Building a better future: Zurich offers sustainable property expertise

Brought to you by Zurich Australia

Businesses are increasingly adding sustainable features to property, as the nation shifts towards net zero.

With concern around climate change growing, and energy security and affordability issues coming to the fore, companies are looking to tap renewable energy sources, implement efficient systems, and utilise green building materials.

But adding technology such as solar panels or Electric Vehicle (EV) charging stations can potentially change the risk profile of a property, resulting in insurance implications.

Insurer Zurich says it encourages clients to make such changes, but also helps them understand and mitigate any challenges that may arise.

“Many clients are recognising the importance of sustainability in reducing their environmental impact and operating costs,” Evan Moore, Head of Property, Marine and Technical Lines, Zurich Australia & New Zealand, says.

“It’s important that we, as an industry, do everything we can to support a sustainable transition to a net-zero world.”

Mr Moore explains it’s important that clients consider all elements associated with embedding such technology, including associated costs, long-term benefits, and any risks that should be mitigated. 

EV charging stations and solar panels can potentially add to fire risk, and solar panels can place additional weight on roof structures and are highly exposed to weather perils.

"Most underwriters have experienced some level of loss driven by changing technologies in a customer’s building. The inherent risk of fire is increasing with the pace that these technologies are being developed, which makes mitigating any risk through the correct measures critical.”

That’s not to say that the risks should put clients off improving the sustainability of their property. But proper planning, communication and mitigation is vital.

“Communication and collaboration across all stakeholders of a building is crucial to ensure successful implementation,” Mr Moore says.

“Zurich is committed to this change for our customers but what is really important is the consideration of risk mitigation at the point of design.”

Another concern for clients is that the enhancements may result in higher premiums.

But Zurich says early engagement with insurers can enable a smooth transition, as opposed to last-minute changes, which can potentially significantly impact underwriter appetite.

Ensuring risk has been considered by implementing the right measures is therefore very important.

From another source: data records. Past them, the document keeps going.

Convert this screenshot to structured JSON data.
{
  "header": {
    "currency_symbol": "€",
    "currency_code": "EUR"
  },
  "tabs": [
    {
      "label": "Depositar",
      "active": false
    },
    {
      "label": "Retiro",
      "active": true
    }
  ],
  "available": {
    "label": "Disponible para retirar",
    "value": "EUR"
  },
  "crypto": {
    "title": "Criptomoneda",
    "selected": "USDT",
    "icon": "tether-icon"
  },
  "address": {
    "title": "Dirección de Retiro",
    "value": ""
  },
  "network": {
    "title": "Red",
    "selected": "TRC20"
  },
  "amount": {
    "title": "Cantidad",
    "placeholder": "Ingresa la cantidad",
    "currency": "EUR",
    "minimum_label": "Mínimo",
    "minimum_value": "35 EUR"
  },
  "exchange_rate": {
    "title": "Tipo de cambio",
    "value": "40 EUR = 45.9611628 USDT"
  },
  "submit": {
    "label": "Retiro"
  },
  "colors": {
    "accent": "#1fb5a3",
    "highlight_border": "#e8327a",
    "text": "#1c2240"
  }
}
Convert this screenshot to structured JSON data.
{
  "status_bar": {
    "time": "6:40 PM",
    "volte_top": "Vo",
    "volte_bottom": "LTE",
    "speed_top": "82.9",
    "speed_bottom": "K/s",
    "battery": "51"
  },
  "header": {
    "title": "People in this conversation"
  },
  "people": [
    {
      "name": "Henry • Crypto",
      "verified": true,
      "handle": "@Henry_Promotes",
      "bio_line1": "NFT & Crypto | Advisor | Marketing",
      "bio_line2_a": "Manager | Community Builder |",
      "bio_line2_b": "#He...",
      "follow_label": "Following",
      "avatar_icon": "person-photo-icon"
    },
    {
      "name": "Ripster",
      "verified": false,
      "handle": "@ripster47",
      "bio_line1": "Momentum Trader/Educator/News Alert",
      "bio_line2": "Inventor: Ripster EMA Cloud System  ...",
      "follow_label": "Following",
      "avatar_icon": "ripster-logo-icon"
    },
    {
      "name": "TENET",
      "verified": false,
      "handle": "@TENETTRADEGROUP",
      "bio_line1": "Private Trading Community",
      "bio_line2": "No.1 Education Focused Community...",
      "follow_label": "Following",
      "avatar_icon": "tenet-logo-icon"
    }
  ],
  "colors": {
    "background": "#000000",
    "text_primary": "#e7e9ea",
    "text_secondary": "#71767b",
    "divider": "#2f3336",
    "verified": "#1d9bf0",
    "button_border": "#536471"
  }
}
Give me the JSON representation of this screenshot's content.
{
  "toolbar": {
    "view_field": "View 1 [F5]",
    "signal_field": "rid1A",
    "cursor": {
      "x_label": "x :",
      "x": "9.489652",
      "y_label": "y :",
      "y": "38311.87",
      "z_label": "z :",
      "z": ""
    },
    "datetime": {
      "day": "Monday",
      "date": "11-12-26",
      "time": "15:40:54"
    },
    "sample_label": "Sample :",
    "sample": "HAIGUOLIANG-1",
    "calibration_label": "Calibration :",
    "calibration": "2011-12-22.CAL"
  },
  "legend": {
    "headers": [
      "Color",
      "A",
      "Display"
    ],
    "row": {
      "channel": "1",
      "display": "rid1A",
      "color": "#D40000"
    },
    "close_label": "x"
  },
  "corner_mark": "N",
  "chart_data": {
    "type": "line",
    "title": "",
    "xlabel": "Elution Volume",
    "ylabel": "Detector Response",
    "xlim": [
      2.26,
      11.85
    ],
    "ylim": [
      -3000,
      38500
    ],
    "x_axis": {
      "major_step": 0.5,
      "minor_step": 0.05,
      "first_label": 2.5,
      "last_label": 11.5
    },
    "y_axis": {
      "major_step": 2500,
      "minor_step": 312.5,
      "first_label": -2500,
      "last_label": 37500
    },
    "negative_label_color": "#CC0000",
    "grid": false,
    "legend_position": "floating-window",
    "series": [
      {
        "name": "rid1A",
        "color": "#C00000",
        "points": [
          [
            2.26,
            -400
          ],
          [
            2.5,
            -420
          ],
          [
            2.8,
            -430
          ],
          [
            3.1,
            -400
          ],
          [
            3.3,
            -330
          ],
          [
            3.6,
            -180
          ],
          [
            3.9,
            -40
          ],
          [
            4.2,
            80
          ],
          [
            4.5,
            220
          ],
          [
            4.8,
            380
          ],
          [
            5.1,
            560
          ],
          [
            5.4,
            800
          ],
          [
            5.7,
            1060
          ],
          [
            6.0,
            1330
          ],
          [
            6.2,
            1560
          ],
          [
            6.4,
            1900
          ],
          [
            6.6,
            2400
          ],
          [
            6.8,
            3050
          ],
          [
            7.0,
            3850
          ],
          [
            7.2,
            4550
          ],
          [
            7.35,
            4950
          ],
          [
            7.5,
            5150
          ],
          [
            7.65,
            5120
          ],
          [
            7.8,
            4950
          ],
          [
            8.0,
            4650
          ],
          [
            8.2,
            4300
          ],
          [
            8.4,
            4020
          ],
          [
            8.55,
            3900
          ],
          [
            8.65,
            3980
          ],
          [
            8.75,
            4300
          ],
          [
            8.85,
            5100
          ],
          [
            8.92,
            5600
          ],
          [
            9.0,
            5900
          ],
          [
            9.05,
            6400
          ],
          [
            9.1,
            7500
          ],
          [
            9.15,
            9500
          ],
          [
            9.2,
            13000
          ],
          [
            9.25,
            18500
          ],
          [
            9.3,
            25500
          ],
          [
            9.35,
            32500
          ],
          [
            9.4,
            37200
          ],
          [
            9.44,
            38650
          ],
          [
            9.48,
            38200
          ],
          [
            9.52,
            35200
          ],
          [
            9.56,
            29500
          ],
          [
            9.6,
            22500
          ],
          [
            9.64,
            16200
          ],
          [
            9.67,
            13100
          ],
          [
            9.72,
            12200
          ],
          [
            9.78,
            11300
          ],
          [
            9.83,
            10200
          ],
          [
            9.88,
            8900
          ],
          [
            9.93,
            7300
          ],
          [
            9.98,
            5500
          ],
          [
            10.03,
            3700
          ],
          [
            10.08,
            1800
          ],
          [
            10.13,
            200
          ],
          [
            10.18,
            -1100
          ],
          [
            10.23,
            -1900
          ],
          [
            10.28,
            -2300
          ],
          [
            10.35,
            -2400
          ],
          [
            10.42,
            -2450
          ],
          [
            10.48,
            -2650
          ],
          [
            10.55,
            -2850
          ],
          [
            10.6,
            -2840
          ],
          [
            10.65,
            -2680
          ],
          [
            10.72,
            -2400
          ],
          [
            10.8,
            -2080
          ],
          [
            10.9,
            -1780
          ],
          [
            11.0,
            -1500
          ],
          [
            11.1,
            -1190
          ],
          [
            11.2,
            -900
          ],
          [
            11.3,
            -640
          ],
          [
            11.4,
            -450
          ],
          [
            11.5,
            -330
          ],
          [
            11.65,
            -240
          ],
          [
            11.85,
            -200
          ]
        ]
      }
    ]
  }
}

Such measures include clear separation between new technology and combustible materials, fire-fighting plans, suppression systems in areas not previously considered high risk, and enhanced maintenance of electrical systems.

Mervyn Rea, Head of Zurich Resilience Solutions, Australia & New Zealand, says making sustainable improvements doesn’t need to result in higher premiums.

“Insurance premiums are quite simple – they are linked to risk quality,” he says.

“So the better the risk, the less chance of higher premiums. Early engagement is key to ensure everyone – customer, broker and insurer – are informed and able to work through the solution to maximise the benefit everyone wants to achieve.”

Mr Rea says Zurich’s team of 20 risk engineers in Australia (part of a global network of 850) provides a wealth of expertise around new technology and sustainability.

“We can provide timely advice early in the stages of change, from reviewing construction plans before the first sod is cut, to helping customers determine the most fit-for-purpose Electric Vehicles in their fleet,” he says.

“While these forms of advice are focused on the customers’ attempts to reduce their impact on the environment, our Climate Resilience service also helps the customer understand and reduce the impact the environment has on them and their business.”

Zurich says the principles around forward-planning, risk mitigation and communication apply to all property changes – not just those focused on sustainability.

“Any modification, whether it be for sustainable reasons or not, can introduce new, unknown risks,” Mr Rea says.

“We often know what these new risks are, and can advise on how to best manage them, or replace with alternatives. Our risk engineers help ‘engineer-out’ those risks.”